Once again, several image segmentation models are available on Tensorflow GitHub or on HuggingFace:

https://github.com/tensorflow/models/blob/master/official/vision/README.md#object-detection-and-instance-segmentation

https://huggingface.co/models?sort=trending&search=image+segmentation

You could also train your own image segmentation model: https://www.tensorflow.org/tutorials/images/segmentation

> The end result of this effort should be a quantification of the number of distinct DNA damage fluorescent foci per image.

## Explainable AI (xAI) for CNN

In the sections above, we tried to understand which features the CNN was paying attention to, by identifying the misclassified images and applying our knowledge of biology.

There are several Python libraries which are specifically designed to identify the areas of an image that a CNN is using for classification.

It would be very useful to implement one of these libraries to understand which areas of the image the CNN is focused on.

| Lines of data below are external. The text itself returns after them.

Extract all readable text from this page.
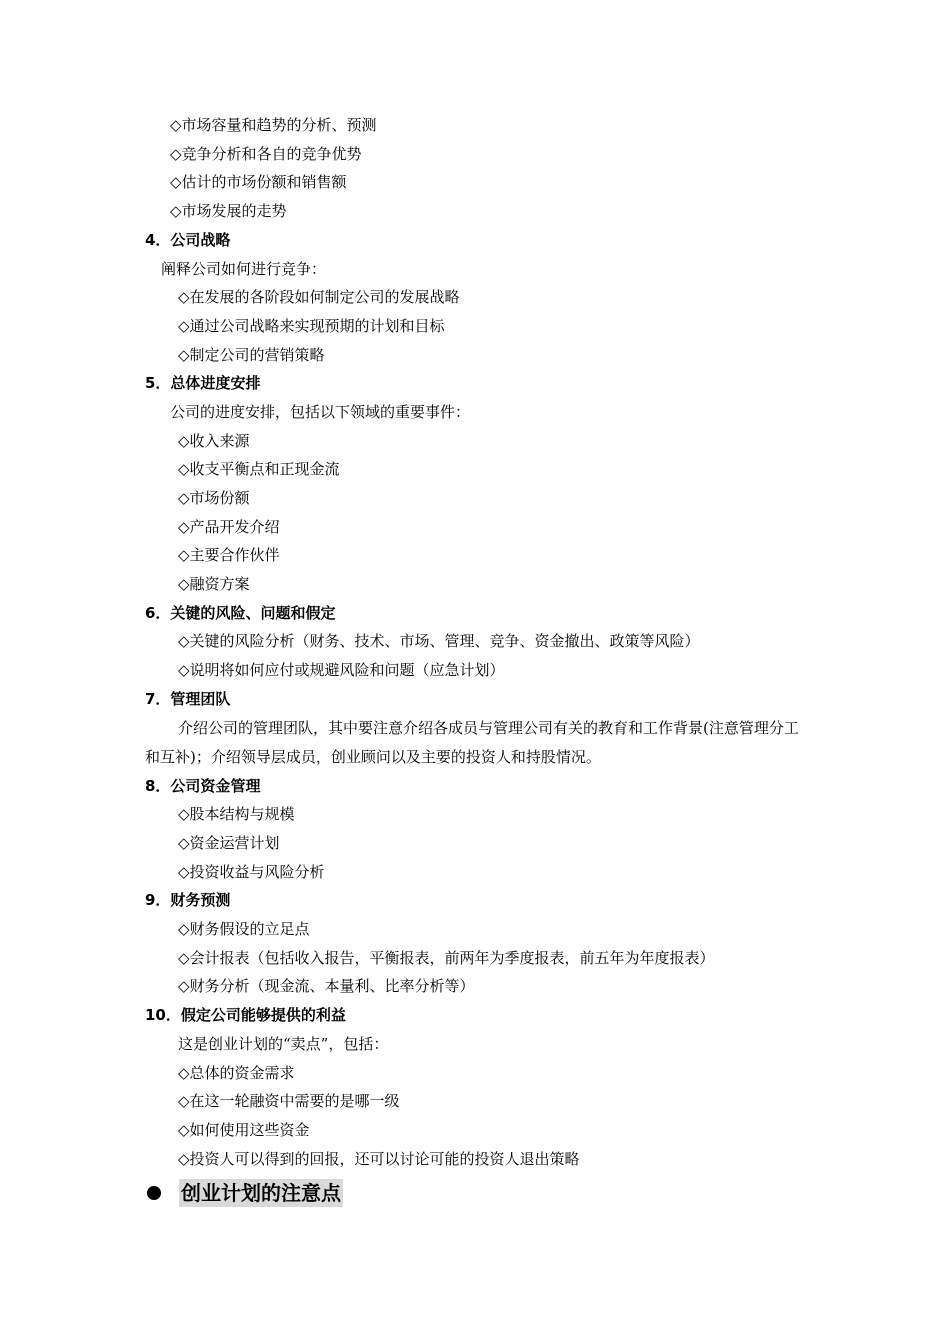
◇市场容量和趋势的分析、预测
◇竞争分析和各自的竞争优势
◇估计的市场份额和销售额
◇市场发展的走势
4．公司战略
阐释公司如何进行竞争：
◇在发展的各阶段如何制定公司的发展战略
◇通过公司战略来实现预期的计划和目标
◇制定公司的营销策略
5．总体进度安排
公司的进度安排，包括以下领域的重要事件：
◇收入来源
◇收支平衡点和正现金流
◇市场份额
◇产品开发介绍
◇主要合作伙伴
◇融资方案
6．关键的风险、问题和假定
◇关键的风险分析（财务、技术、市场、管理、竞争、资金撤出、政策等风险）
◇说明将如何应付或规避风险和问题（应急计划）
7．管理团队
介绍公司的管理团队，其中要注意介绍各成员与管理公司有关的教育和工作背景(注意管理分工和互补)；介绍领导层成员，创业顾问以及主要的投资人和持股情况。
8．公司资金管理
◇股本结构与规模
◇资金运营计划
◇投资收益与风险分析
9．财务预测
◇财务假设的立足点
◇会计报表（包括收入报告，平衡报表，前两年为季度报表，前五年为年度报表）
◇财务分析（现金流、本量利、比率分析等）
10．假定公司能够提供的利益
这是创业计划的“卖点”，包括：
◇总体的资金需求
◇在这一轮融资中需要的是哪一级
◇如何使用这些资金
◇投资人可以得到的回报，还可以讨论可能的投资人退出策略
创业计划的注意点
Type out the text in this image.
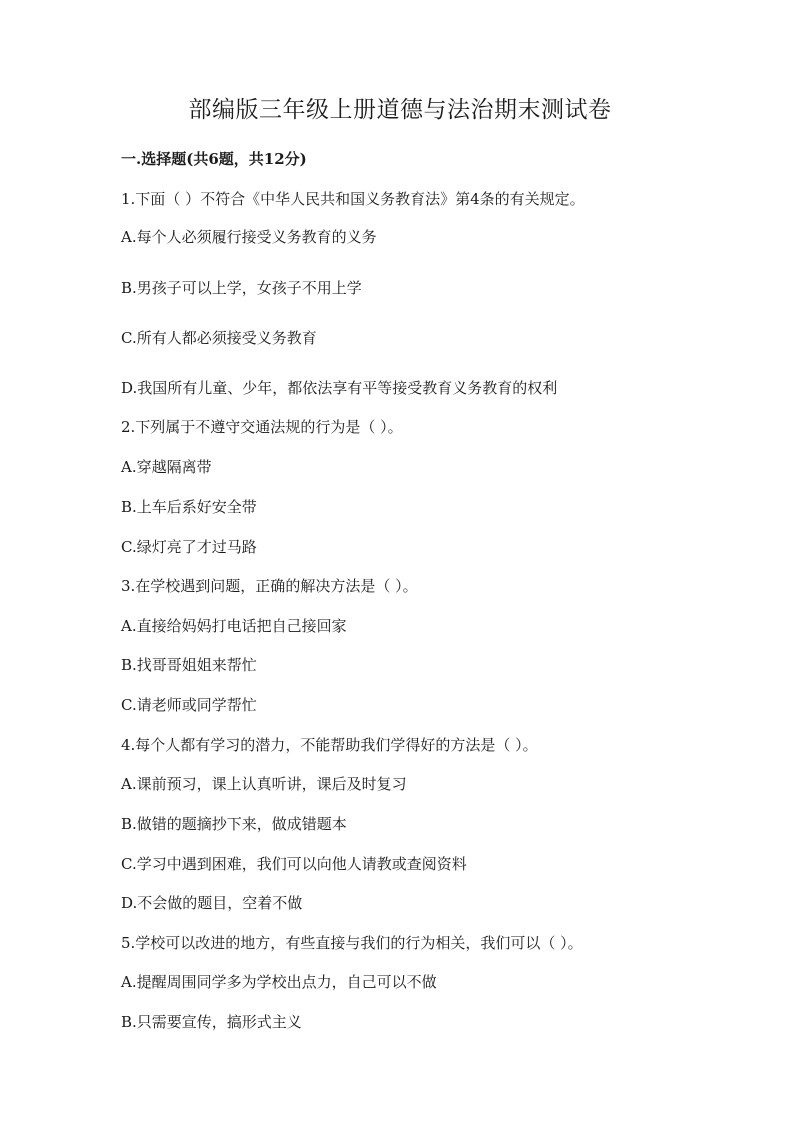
部编版三年级上册道德与法治期末测试卷

一.选择题(共6题，共12分)

1.下面（ ）不符合《中华人民共和国义务教育法》第4条的有关规定。

A.每个人必须履行接受义务教育的义务

B.男孩子可以上学，女孩子不用上学

C.所有人都必须接受义务教育

D.我国所有儿童、少年，都依法享有平等接受教育义务教育的权利

2.下列属于不遵守交通法规的行为是（ ）。

A.穿越隔离带

B.上车后系好安全带

C.绿灯亮了才过马路

3.在学校遇到问题，正确的解决方法是（ ）。

A.直接给妈妈打电话把自己接回家

B.找哥哥姐姐来帮忙

C.请老师或同学帮忙

4.每个人都有学习的潜力，不能帮助我们学得好的方法是（ ）。

A.课前预习，课上认真听讲，课后及时复习

B.做错的题摘抄下来，做成错题本

C.学习中遇到困难，我们可以向他人请教或查阅资料

D.不会做的题目，空着不做

5.学校可以改进的地方，有些直接与我们的行为相关，我们可以（ ）。

A.提醒周围同学多为学校出点力，自己可以不做

B.只需要宣传，搞形式主义
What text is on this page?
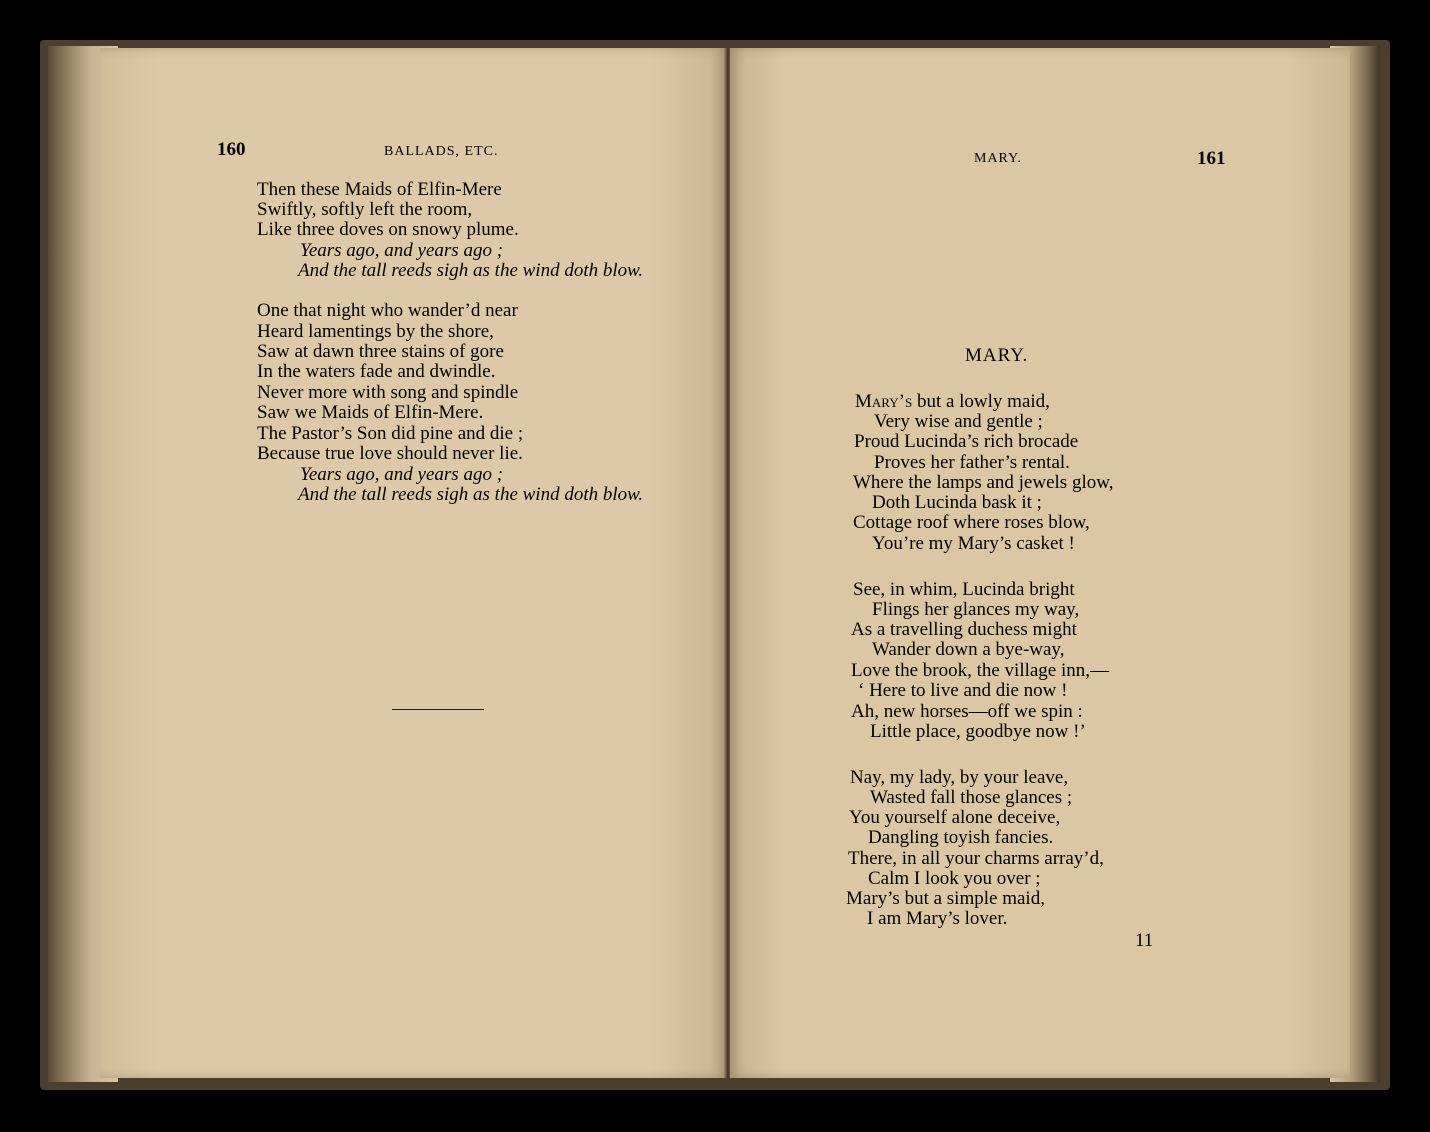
160	BALLADS, ETC.
Then these Maids of Elfin-Mere
Swiftly, softly left the room,
Like three doves on snowy plume.
Years ago, and years ago ;
And the tall reeds sigh as the wind doth blow.
One that night who wander’d near
Heard lamentings by the shore,
Saw at dawn three stains of gore
In the waters fade and dwindle.
Never more with song and spindle
Saw we Maids of Elfin-Mere.
The Pastor’s Son did pine and die ;
Because true love should never lie.
Years ago, and years ago ;
And the tall reeds sigh as the wind doth blow.
MARY.	161
MARY.
Mary’s but a lowly maid,
Very wise and gentle ;
Proud Lucinda’s rich brocade
Proves her father’s rental.
Where the lamps and jewels glow,
Doth Lucinda bask it ;
Cottage roof where roses blow,
You’re my Mary’s casket !
See, in whim, Lucinda bright
Flings her glances my way,
As a travelling duchess might
Wander down a bye-way,
Love the brook, the village inn,—
‘ Here to live and die now !
Ah, new horses—off we spin :
Little place, goodbye now !’
Nay, my lady, by your leave,
Wasted fall those glances ;
You yourself alone deceive,
Dangling toyish fancies.
There, in all your charms array’d,
Calm I look you over ;
Mary’s but a simple maid,
I am Mary’s lover.
11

We can then make a biological interpretation.

GradCAM: https://keras.io/examples/vision/grad_cam/

SHAP: https://shap.readthedocs.io/en/latest/image_examples.html

Feel free to explore on your own and identify other useful libraries!

> The end result of this effort should be code that creates a heatmap overlaied on one of the DNA damage microscopy images, where the colors of the heatmap indicate the areas that were used by the CNN for classification.